In 1965 I found employment at the lowest level of the U.K. Civil Service. I became a “Clerical Assistant” at the Bristol branch office of the Inspectorate of Armaments, (I-ARM) and the Inspectorate of Fighting Vehicles and Mechanical Equipment, (IFVME) (both were part of the Ministry of Defence).
In essence I was a gopher for more senior Civil Servants who provided administrative services for engineers. They in turn made inspections at those local firms which had contracts to manufacture armaments, fighting vehicles, and mechanical equipment.
On my first day of work my new boss gave me a tour of the various offices in order to introduce me to the folks I would encounter day by day.
My name is John Michael Povey. Hitherto I had been known to all and sundry as “John”. This new boss introduced me as “Michael”.
I am a notorious “people-pleaser” so I did not correct his use of my middle name.
At the end of my first week this boss realized his mistake and told me so. Since there was already a person named John in my section I told this boss not to “issue a correction” and I assured him that I would respond well as folks called me “Michael”. (To be truthful, I was intrigued by this use of my middle name!)
A year later I returned to my initial career as a banker, at the Knowle (Bristol) branch of the Westminster Bank. Since there were already two “John’s” in that office I decided to continue the use of my middle name.
Four years later I decided to become an Anglican. I joined the C of E at Christ Church, Clifton (Bristol), and without much thought I introduced myself as “Michael”.
Thus it is that my dear family members (and some pre-1965 friends) know me as “John”. It’s a good name, and I like it.
Folks whom I have met since 1965:- at work, in seminary, and in parishes, know me as “Michael”. It’s a good name and I like it.
I think that it is “cool” to be both “John” and “Michael”.
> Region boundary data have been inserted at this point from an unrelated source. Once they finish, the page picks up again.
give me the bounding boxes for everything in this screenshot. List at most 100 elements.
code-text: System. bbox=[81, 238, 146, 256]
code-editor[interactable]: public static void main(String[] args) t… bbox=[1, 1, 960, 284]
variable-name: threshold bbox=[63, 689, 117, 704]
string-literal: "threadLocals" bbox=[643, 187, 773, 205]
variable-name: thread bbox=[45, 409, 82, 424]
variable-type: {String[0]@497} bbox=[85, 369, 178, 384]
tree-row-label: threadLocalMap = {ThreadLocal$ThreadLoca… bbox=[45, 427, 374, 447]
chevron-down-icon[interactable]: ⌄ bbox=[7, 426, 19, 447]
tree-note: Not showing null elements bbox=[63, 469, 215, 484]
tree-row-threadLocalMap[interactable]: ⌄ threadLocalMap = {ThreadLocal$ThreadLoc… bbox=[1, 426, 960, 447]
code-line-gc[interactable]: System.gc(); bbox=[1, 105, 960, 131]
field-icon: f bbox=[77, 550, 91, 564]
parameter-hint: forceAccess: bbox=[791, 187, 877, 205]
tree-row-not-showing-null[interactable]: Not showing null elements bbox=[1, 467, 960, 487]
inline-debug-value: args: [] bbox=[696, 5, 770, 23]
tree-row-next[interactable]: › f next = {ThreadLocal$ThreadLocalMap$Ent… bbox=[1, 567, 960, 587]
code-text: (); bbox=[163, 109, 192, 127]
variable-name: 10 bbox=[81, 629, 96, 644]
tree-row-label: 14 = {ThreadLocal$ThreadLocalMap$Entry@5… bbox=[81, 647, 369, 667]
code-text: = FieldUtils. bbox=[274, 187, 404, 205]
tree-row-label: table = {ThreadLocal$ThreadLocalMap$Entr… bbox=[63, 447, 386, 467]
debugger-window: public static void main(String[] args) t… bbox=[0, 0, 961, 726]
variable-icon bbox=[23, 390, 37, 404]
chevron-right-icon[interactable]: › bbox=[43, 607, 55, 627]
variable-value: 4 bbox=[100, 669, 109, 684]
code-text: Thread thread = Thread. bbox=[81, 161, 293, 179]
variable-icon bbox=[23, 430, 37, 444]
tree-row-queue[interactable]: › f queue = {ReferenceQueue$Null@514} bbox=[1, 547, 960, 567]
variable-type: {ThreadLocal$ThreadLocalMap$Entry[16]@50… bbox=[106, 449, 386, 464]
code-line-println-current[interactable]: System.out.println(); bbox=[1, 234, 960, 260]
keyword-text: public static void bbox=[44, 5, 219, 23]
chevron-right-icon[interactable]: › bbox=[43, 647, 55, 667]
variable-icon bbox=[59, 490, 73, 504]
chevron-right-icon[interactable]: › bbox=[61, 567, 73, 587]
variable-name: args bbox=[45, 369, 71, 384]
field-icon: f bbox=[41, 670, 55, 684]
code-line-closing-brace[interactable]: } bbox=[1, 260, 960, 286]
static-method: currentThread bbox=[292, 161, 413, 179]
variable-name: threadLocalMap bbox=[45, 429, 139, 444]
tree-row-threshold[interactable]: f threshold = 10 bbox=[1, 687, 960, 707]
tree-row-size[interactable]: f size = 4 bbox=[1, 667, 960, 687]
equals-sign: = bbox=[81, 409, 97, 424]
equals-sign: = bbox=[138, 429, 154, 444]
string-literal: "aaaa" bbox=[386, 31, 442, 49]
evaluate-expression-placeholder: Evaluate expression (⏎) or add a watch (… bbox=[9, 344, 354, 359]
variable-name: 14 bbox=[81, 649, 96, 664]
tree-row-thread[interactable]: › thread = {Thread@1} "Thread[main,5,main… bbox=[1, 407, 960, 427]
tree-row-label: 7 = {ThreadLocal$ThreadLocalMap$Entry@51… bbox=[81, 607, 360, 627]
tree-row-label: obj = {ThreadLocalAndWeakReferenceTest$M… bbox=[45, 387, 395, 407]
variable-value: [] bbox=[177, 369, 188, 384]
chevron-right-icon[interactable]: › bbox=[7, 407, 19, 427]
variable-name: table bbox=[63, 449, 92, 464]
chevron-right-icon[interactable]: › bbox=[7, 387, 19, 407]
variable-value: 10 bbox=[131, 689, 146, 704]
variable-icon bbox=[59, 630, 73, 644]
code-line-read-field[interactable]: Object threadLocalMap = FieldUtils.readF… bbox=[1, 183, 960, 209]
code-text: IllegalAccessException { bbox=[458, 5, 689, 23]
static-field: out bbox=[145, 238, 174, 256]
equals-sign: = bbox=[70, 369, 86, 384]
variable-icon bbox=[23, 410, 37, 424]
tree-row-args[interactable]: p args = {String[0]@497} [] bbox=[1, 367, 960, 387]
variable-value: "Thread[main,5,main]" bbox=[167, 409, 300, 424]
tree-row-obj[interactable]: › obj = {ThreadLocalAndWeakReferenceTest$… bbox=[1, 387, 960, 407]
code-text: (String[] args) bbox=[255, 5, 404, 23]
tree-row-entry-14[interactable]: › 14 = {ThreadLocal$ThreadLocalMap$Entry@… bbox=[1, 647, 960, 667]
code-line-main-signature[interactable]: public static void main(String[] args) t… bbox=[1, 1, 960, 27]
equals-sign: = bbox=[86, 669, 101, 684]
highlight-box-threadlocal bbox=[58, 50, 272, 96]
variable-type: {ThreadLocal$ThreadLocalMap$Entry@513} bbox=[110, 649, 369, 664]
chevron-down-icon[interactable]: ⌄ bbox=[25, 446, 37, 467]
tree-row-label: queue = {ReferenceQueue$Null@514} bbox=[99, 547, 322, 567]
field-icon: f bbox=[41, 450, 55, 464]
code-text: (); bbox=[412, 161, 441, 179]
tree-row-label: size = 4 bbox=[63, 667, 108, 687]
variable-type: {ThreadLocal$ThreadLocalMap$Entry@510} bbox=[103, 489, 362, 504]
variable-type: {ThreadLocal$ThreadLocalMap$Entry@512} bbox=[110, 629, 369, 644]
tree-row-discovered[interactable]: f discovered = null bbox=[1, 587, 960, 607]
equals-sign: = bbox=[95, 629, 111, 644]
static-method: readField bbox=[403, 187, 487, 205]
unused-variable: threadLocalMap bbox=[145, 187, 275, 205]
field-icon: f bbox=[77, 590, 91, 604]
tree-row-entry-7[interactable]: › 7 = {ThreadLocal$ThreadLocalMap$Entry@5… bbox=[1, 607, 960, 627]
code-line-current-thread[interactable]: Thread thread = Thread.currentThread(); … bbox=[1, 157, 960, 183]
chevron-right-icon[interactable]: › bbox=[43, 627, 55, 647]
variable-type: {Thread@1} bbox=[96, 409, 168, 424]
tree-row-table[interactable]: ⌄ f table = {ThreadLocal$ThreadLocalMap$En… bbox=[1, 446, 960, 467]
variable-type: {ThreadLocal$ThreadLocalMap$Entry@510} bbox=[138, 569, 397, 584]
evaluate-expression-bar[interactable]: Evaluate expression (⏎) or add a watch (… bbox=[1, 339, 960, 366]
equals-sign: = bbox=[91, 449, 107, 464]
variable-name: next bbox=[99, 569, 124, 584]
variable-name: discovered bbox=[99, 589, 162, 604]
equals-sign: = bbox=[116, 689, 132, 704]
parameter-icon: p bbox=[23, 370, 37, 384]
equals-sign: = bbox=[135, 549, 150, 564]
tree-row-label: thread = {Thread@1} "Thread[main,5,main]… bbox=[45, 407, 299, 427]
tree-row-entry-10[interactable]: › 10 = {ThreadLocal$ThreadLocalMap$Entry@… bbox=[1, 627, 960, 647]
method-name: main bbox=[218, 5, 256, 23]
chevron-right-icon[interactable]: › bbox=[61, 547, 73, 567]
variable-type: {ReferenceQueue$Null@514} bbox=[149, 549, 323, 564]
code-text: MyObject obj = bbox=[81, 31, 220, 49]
(My Dad and Mum were not so sure about this. They expressed some discomfort as I began to use my middle name. With “lofty arrogance” I reminded them that they had given me two forenames, but that they had never told me that I could not use my middle name.
I was fairly “snotty” with Mum and Dad that day. Long after my Dad’s death (in 1974) I remembered that he too had used his middle name. Dad was “Henry John Povey”. But he was forever known as “Jack”.)
I find it easy to be John with some, and Michael with others.
But, do not ever call me “Mike”. This usage “calls out” some testiness in me.